After opponents of right-to-work legislation threatened to file lawsuits against the new law, Gov. Rick Snyder enlisted the help of the Michigan Supreme Court to determine if certain parts of the bill are unconstitutional.
The governor asked the state’s highest court to issue an opinion on sections of the law that protesters could challenge before the law takes effect March 27, according to Snyder’s official letter to Michigan Supreme Court Chief Justice Robert Young Jr.
Many state workers are upset the Michigan Legislature quickly pushed a controversial right-to-work bill through Congress on Dec. 11, 2012, during the lame duck session.
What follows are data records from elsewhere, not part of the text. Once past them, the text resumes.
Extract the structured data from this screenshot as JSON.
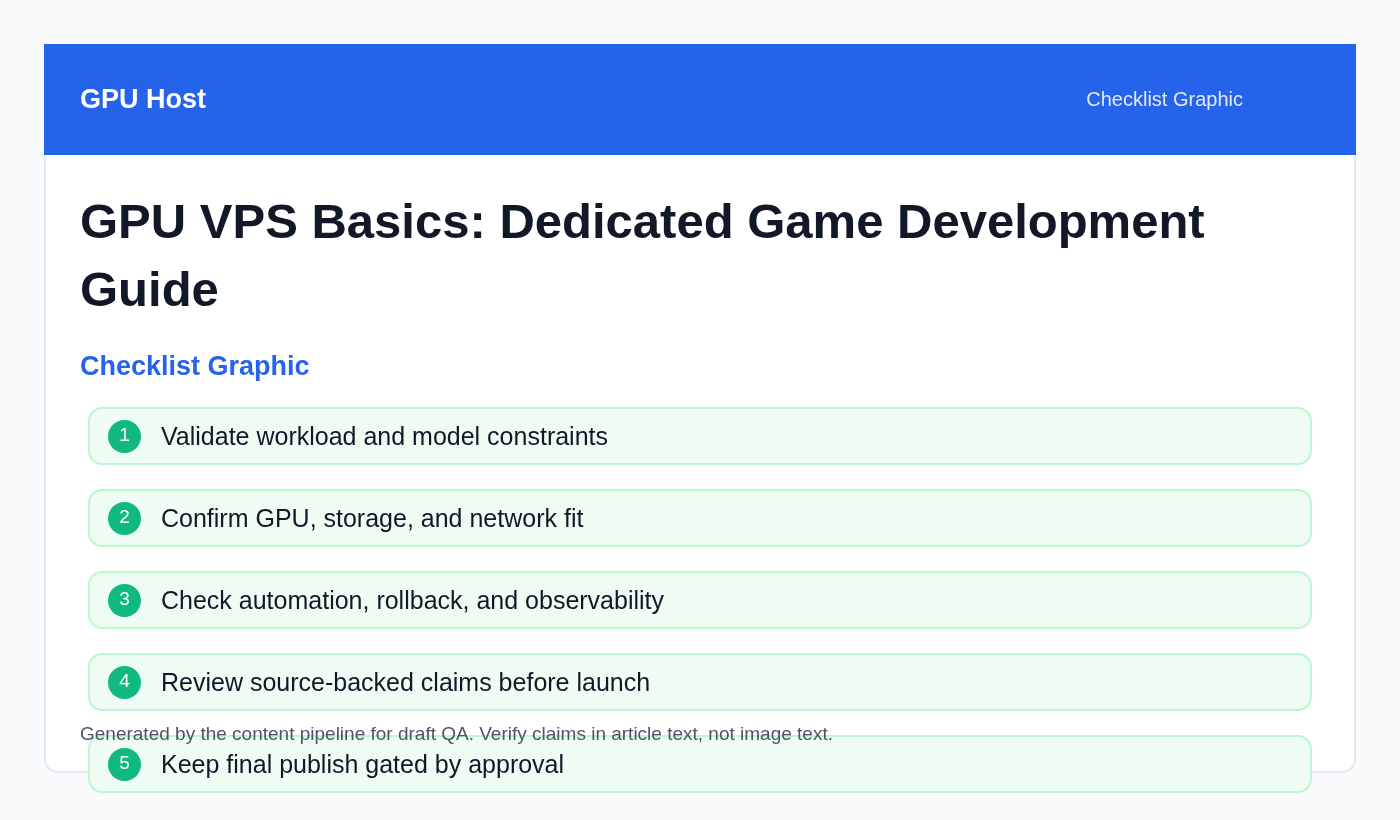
{
  "header": {
    "brand": "GPU Host",
    "nav_link": "Checklist Graphic"
  },
  "title": "GPU VPS Basics: Dedicated Game Development Guide",
  "subtitle": "Checklist Graphic",
  "checklist": [
    {
      "number": "1",
      "text": "Validate workload and model constraints"
    },
    {
      "number": "2",
      "text": "Confirm GPU, storage, and network fit"
    },
    {
      "number": "3",
      "text": "Check automation, rollback, and observability"
    },
    {
      "number": "4",
      "text": "Review source-backed claims before launch"
    },
    {
      "number": "5",
      "text": "Keep final publish gated by approval"
    }
  ],
  "footer_note": "Generated by the content pipeline for draft QA. Verify claims in article text, not image text."
}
The law states employees in unionized workplaces can opt out of joining a union, whereas before, they were not given a choice.
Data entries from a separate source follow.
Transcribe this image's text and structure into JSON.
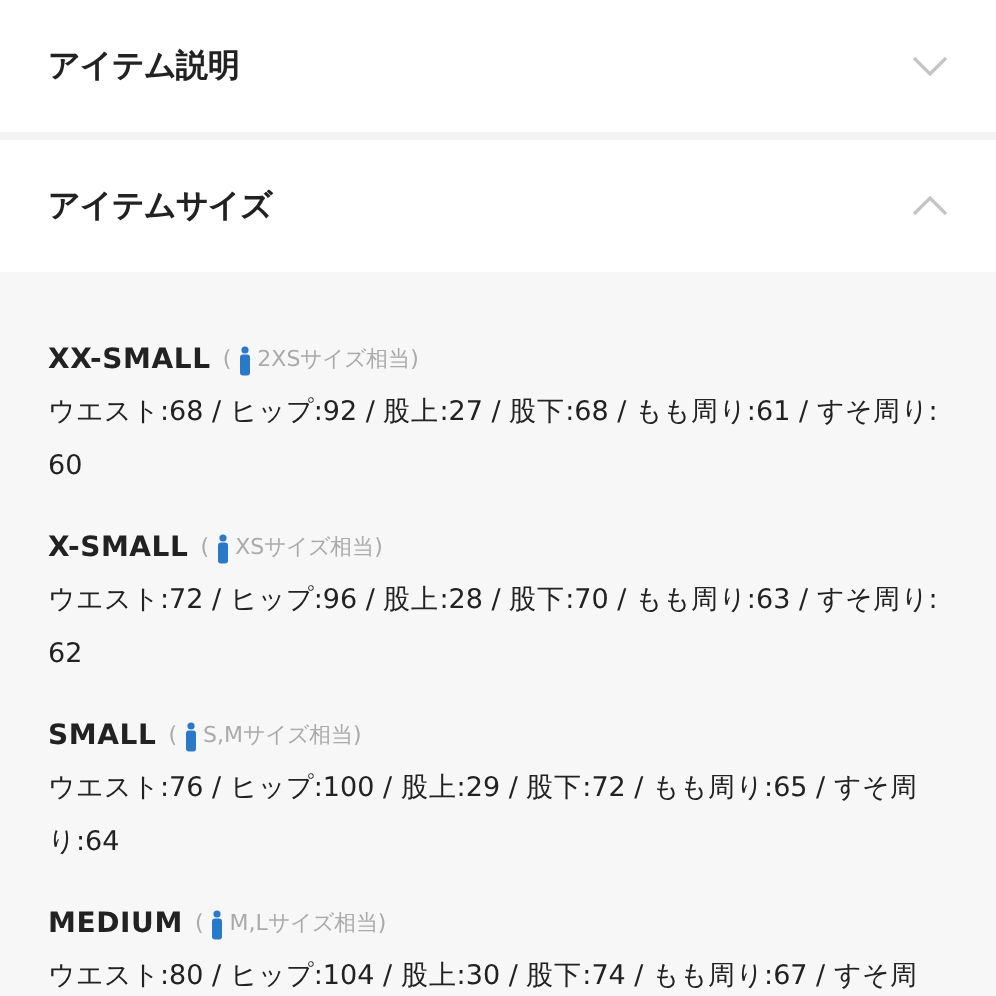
{
  "sections": [
    {
      "title": "アイテム説明",
      "expanded": false
    },
    {
      "title": "アイテムサイズ",
      "expanded": true
    }
  ],
  "sizes": [
    {
      "name": "XX-SMALL",
      "note_prefix": "(",
      "note": "2XSサイズ相当)",
      "measurements": "ウエスト:68 / ヒップ:92 / 股上:27 / 股下:68 / もも周り:61 / すそ周り:60"
    },
    {
      "name": "X-SMALL",
      "note_prefix": "(",
      "note": "XSサイズ相当)",
      "measurements": "ウエスト:72 / ヒップ:96 / 股上:28 / 股下:70 / もも周り:63 / すそ周り:62"
    },
    {
      "name": "SMALL",
      "note_prefix": "(",
      "note": "S,Mサイズ相当)",
      "measurements": "ウエスト:76 / ヒップ:100 / 股上:29 / 股下:72 / もも周り:65 / すそ周り:64"
    },
    {
      "name": "MEDIUM",
      "note_prefix": "(",
      "note": "M,Lサイズ相当)",
      "measurements": "ウエスト:80 / ヒップ:104 / 股上:30 / 股下:74 / もも周り:67 / すそ周"
    }
  ]
}
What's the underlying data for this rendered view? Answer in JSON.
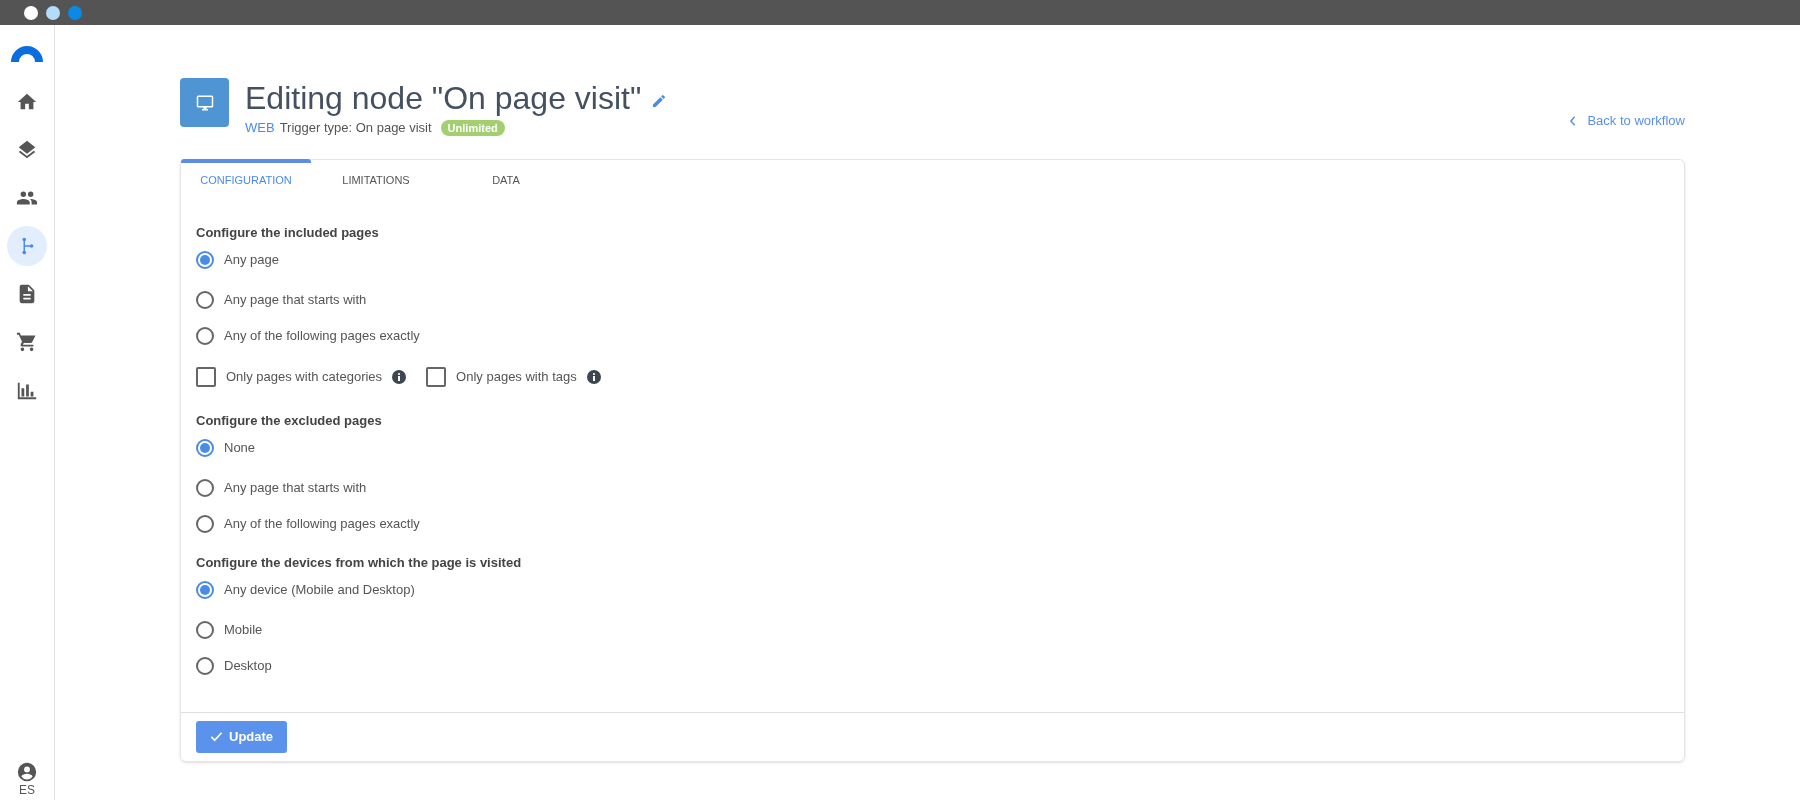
{
  "window": {
    "controls": [
      {
        "color": "#ffffff"
      },
      {
        "color": "#b3dcf8"
      },
      {
        "color": "#0a8ae6"
      }
    ]
  },
  "sidebar": {
    "items": [
      {
        "kind": "home",
        "selected": false
      },
      {
        "kind": "layers",
        "selected": false
      },
      {
        "kind": "people",
        "selected": false
      },
      {
        "kind": "branch",
        "selected": true
      },
      {
        "kind": "document",
        "selected": false
      },
      {
        "kind": "cart",
        "selected": false
      },
      {
        "kind": "chart",
        "selected": false
      }
    ],
    "user": {
      "label": "ES"
    }
  },
  "header": {
    "title": "Editing node \"On page visit\"",
    "channel": "WEB",
    "trigger": "Trigger type: On page visit",
    "badge": "Unlimited",
    "back_link": "Back to workflow"
  },
  "tabs": [
    {
      "label": "CONFIGURATION",
      "selected": true
    },
    {
      "label": "LIMITATIONS",
      "selected": false
    },
    {
      "label": "DATA",
      "selected": false
    }
  ],
  "sections": [
    {
      "heading": "Configure the included pages",
      "options": [
        {
          "label": "Any page",
          "selected": true
        },
        {
          "label": "Any page that starts with",
          "selected": false
        },
        {
          "label": "Any of the following pages exactly",
          "selected": false
        }
      ],
      "filters": [
        {
          "label": "Only pages with categories",
          "checked": false
        },
        {
          "label": "Only pages with tags",
          "checked": false
        }
      ]
    },
    {
      "heading": "Configure the excluded pages",
      "options": [
        {
          "label": "None",
          "selected": true
        },
        {
          "label": "Any page that starts with",
          "selected": false
        },
        {
          "label": "Any of the following pages exactly",
          "selected": false
        }
      ]
    },
    {
      "heading": "Configure the devices from which the page is visited",
      "options": [
        {
          "label": "Any device (Mobile and Desktop)",
          "selected": true
        },
        {
          "label": "Mobile",
          "selected": false
        },
        {
          "label": "Desktop",
          "selected": false
        }
      ]
    }
  ],
  "submit": {
    "label": "Update"
  }
}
Pro-union workers opposed the legislation, fearing it might weaken unions’ collective power when bargaining with employers for better wages or more benefits.
Right-to-work opposers find it unfair non-union members don’t have to pay union dues, but will receive the same benefits unions work for.
Snyder wrote in the letter that the Michigan Civil Service Commission, a governor-appointed, bipartisan commission that regulates all conditions of employment in the classified service, challenged the bill’s constitutionality when applied to classified state civil service.
He cited a section of the commission’s newsletter about its opposition to right-to-work legislation.
The section stated, “one can rest assured the matter will be fought out in the courts.”
MSU philosophy professor Leonard Fleck, who has spent time as an ethical consultant drafting congressional proposals on health care policy, said Snyder’s attempt to skip bringing the case to the trial court level and heading straight to the Michigan Supreme Court could have been a political move since the court is a majority of Republicans, the party supporting right-to-work legislation.
“(Snyder) may be expecting to get the decisions he wants there and avoid what you might call ‘unsavory’ publicity they might be faced with at the lower court level,” Fleck said.
Snyder said his questions are time-sensitive because contract negotiations between employers and workers under the new right-to-work law likely will begin as early as this summer.
Dan Clark, president of MSU’s Graduate Employees Union, said the right-to-work law won’t affect graduate students on campus until 2015, when their current contracts expire.
“Our financial resources will be hit a little bit, but (our members) value the things that we do for them, and we’ll still be around to represent them,” Clark said.